Generasi Muda Desak Capres Punya Komitmen Penanganan Krisis Iklim
Generasi muda mendesak calon presiden (capres) dan calon wakil presiden (cawapres) yang akan maju di Pemilihan Presiden 2024 untuk berkomitmen menangani krisis iklim. Mereka juga harus menuangkan transisi energi dalam visi misi mereka.
“Krisis iklim dan transisi energi adalah persoalan yang menyangkut hajat hidup rakyat, tapi mereka nampak cuek saja. Pasalnya, tidak ada satupun calon presiden yang memiliki komitmen kuat terhadap penanganan krisis iklim dan transisi energi,” Koordinator Climate Rangers 350 Indonesia Ginanjar Ariyasuta dalam Power Up Indonesia: Gerakan Orang Muda Menagih Komitmen Iklim Calon Presiden, di Jakarta, Kamis (19/10).
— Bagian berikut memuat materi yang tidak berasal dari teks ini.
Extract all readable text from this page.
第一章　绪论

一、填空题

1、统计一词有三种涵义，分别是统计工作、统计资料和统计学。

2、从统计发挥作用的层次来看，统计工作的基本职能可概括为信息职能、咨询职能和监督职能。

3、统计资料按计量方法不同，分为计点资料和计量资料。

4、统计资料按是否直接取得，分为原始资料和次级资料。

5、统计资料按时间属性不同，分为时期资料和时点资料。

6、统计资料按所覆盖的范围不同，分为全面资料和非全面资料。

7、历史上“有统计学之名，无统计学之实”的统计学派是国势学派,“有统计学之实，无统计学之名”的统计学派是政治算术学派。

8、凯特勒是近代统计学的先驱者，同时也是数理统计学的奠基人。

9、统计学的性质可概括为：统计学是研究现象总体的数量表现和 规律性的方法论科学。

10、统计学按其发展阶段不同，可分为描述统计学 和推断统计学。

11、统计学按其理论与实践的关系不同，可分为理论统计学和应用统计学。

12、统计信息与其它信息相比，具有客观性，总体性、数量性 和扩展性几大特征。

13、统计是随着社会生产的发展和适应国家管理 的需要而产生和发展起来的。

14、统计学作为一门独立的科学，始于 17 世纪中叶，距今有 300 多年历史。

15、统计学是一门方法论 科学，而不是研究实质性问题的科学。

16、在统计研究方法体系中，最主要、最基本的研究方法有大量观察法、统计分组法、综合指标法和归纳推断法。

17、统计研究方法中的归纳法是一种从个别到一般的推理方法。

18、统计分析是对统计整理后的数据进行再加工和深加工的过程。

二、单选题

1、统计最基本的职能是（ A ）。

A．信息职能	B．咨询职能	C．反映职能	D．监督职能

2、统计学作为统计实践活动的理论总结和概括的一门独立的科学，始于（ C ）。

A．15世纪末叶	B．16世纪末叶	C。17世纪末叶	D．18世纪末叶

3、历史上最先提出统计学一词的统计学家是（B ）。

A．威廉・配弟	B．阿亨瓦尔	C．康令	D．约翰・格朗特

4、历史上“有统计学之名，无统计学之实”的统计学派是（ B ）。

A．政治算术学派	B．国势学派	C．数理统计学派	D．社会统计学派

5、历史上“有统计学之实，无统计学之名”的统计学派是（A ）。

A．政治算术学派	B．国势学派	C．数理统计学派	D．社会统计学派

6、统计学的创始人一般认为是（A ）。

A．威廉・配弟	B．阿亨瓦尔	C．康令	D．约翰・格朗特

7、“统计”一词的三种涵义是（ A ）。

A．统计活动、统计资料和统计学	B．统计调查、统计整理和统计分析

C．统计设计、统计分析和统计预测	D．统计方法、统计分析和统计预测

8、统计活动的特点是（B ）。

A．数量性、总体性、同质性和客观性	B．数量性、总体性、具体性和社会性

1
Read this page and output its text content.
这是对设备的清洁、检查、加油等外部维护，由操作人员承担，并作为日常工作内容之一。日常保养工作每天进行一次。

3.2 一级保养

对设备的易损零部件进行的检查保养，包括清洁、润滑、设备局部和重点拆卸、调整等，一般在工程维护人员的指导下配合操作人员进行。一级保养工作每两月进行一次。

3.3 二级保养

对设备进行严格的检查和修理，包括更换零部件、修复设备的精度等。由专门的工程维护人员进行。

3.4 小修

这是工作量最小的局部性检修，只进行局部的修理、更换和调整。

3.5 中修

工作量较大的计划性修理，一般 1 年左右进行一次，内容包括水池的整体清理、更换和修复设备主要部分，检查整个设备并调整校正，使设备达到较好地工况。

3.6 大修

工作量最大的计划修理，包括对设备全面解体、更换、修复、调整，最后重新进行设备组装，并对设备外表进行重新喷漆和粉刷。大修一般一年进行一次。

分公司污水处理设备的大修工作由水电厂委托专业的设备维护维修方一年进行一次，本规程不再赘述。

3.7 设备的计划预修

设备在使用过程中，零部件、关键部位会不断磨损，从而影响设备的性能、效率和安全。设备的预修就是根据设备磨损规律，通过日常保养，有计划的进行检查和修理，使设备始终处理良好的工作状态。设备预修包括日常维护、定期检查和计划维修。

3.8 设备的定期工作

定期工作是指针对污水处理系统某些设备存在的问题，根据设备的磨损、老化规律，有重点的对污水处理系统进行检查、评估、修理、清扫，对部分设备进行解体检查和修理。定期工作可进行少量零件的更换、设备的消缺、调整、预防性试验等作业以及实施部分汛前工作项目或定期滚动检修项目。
Oleh sebab itu, generasi muda berencana menggelar aksi serentak di berbagai kota di Indonesia untuk mendesak kandidat capres-cawapres agar memiliki komitmen yang serius terkait penanganan krisis iklim dan transisi energi, yaitu gerakan Power Up Indonesia.
Ginanjar menjelaskan, gerakan tersebut merupakan bagian dari gerakan masyarakat sipil internasional yang mendesak elite politik membuat kebijakan serius meninggalkan energi fosil dan beralih ke energi terbarukan berbasis komunitas.
Gerakan itu akan dilaksanakan serentak pada 29 Oktober-4 November 2023 di beberapa kota di Indonesia dan dunia. Ginanjar mengatakan, para peserta Power Up Indonesia akan menuju ke Kantor Komisi Pemilihan Umum (KPU) Jakarta pada 3 November 2023 mendatang untuk menyampaikan tuntutan mereka.
Menanti Program Penanganan Iklim Capres 2024
Pada kesempatan yang sama, Direktur Center of Economic and Law Studies (CELIOS) Bhima Yudhistira mengatakan saat ini adalah momentum krusial untuk memastikan ketiga kandidat capres-cawapres tersebut bisa memasukkan secara eksplisit program penanganan iklim, setidaknya sampai dengan tahun 2029.
Pasalnya, pendaftaran capres dan cawapres 2024 berlangsung selama 19-25 Oktober 2023. Pada periode tersebut pasangan capres dan cawapres akan menyampaikan visi misi mereka ke KPU.
“Kalau sampai tiga kandidat itu tidak ada yang bicara terkait masalah transisi energi terbarukan, seperti reformulasi insentif-insentif yang selama ini dinikmati oleh sektor fosil tidak digeser ke sektor yang lebih bersih. Berapa Pembangkit Listrik Tenaga Uap (PLTU) batu bara yang akan ditutup dan kapan, termasuk bagaimana pendanaannya? Kalau tidak sedetail itu, saya agak ragu mereka punya komitmen serius untuk mengatasi masalah krisis iklim," ujarnya.
Menurut Bhima, jika komitmen penangangan krisis iklim hanya disuarakan pada masa kampanye dari tiga kandidat capres-cawapres tersebut, masyarakat akan sulit menagih janji kepedulian lingkungan kepada siapapun presiden dan wakil presiden yang bakal menjabat nanti.
"Hasil studi CELIOS menunjukkan sebanyak 89% pemilih berusia muda menginginkan adanya percepatan penutupan PLTU batu bara, dan sebanyak 60% menginginkan agar energi terbarukan semakin mendominasi dalam bauran energi nasional," kata Bhima.
Pekerjaan Rumah Presiden Terpilih
Sementara itu, Campaigner 350 Indonesia Suriadi Darmoko mengungkapkan, sejatinya Indonesia sudah memiliki banyak komitmen untuk melakukan aksi iklim. Menurut dia, ada banyak pekerjaan rumah bagi presiden terpilih, terutama untuk melakukan aksi iklim secara cepat dan berkeadilan melalui transisi energi dan meningkatkan bauran energi terbarukan di dalam bauran energi nasional.
“Terobosan yang ditawarkan para bakal calon presiden untuk mencapai target-target transisi energi sangat penting untuk diketahui karena saat ini kita belum melihat bagaimana komitmen-komitmen yang sudah ada akan dikerjakan,” kata Suriadi.